Ci sono purtroppo delle pietre sparse lungo il percorso che possono far inciampare. Un chiarimento: esiste il rischio tasso (se i rendimenti salgono i prezzi delle obbligazioni scendono) e il rischio emittente – alla scadenza l’obbligazione può non essere rimborsata in parte o in tutto. Né il Bond, né il Bund corrono il rischio emittente, ma solo il rischio tasso. Per il BTP il discorso è diverso: se sale il costo del debito pubblico, in assenza di crescita e dato il peso del debito medesimo, qualcuno penserà che possa far capolino l’idea di ristrutturarlo. E dunque vorrà un “premio per il rischio”, che si manifesta in un rendimento maggiore di quello storico dell’epoca dell’euro area, che è fra il 4 e il 5%. Il maggior premio per il rischio alza costo del debito e perciò potrebbe diventare una “profezia che si auto-invera”.
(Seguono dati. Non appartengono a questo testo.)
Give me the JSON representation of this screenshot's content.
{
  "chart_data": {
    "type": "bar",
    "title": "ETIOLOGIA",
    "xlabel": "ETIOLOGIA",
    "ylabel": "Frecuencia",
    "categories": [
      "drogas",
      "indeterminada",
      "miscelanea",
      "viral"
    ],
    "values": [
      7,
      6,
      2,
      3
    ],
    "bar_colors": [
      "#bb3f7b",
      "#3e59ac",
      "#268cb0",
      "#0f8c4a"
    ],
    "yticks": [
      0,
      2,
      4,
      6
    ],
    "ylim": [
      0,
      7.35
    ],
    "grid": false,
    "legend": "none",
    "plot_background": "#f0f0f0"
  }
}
Il combinato italiano di un gran debito con una crescita inesistente è sempre pronto ad alimentare il dubbio che in Italia ci possa essere, oltre al rischio tasso, che è comune a tutti, anche un rischio emittente, seppur molto contenuto. E dunque il rialzo dei rendimenti nei paesi detti “ben messi” potrebbe spingere al rialzo anche i nostri.

La Borsa italiana è sbilanciata verso le banche e le assicurazioni, che sono pieni di titoli di Stato. Se questi ultimi flettono (se i rendimenti salgono) per dei periodi prolungati, ecco che le imprese finanziarie registrano un ridimensionamento dei propri attivi, che possono bilanciare o riducendo l’erogazione del credito, o attraverso degli aumenti del capitale, o con una combinazione delle due azioni. La dipendenza della nostra borsa dal debito pubblico è maggiore di quella che si ha da (quasi tutte) le altre parti. Il debito pubblico forma il fattore di sconto, il rendimento a lungo termine, che definisce il valore attuale degli utili e quindi il prezzo delle azioni. Da noi, oltre a questo c’è anche il peso del debito pubblico nei bilanci delle imprese finanziarie.